1. transform response variable and/or predictor variables
2. include higher order term(s) (quadratic or interaction terms) in the regression equation
3. remove input variables/predictors that might be correlated.

More such details are discussed in STAT 51200 - Applied Regression Analysis, which is offered every fall semester.

A very commonly used diagnostic plot is the QQ-plot, plotting actual normal distribution quantiles against the sample quantiles.

In [None]:
import statsmodels.formula.api as smf


reg2 = smf.ols('mpg~cylinders+displacement+horsepower+weight+acceleration', data=autos).fit()
std_res = reg2.get_influence().resid_studentized_internal     # obtain the standardized residuals

fig = sm.qqplot(std_res, line='45')     # produce the Q-Q normal plot
fig.set_size_inches(12, 9)              # resize the plot
plt.show()

This plot indicates the normal assumption is approximately met, as the majority of the points follow the straight line, only a few points lie a little away from the line.

We can also obtain a summary about the multiple regression model using the code below.
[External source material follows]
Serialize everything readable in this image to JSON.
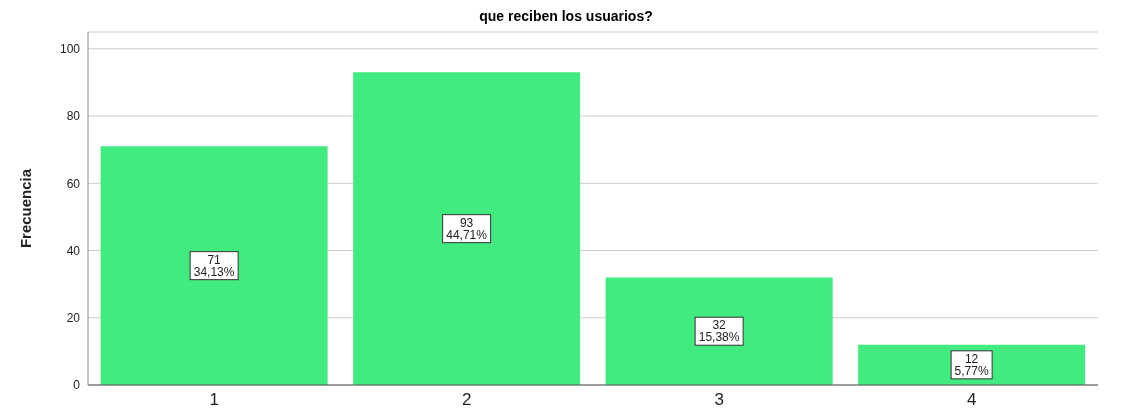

Based on the output, it seems that "horsepower" and "weight" are the two significant predictors of "mpg" and their respective p-values are less than $\alpha=0.05$, while others are not. This may suggest that our final regression model for predicting auto "mpg" could avoid overfitting if onl only involve these two predictor variables. One simple regression 

In [None]:
reg2.summary()

### Your tasks in this project

1. Know how to fit multiply regression model, obtain the regression equation and predict the response when values for predictor variables are given.
2. Realize that we only touched the topic of regression diagonstics.
3. (if time permits) Let's modify the code avobe to include only the two preditcors mentioned. Adjusted-$R^2$ adjusts for number of variables in the model. Is this higher for the new model?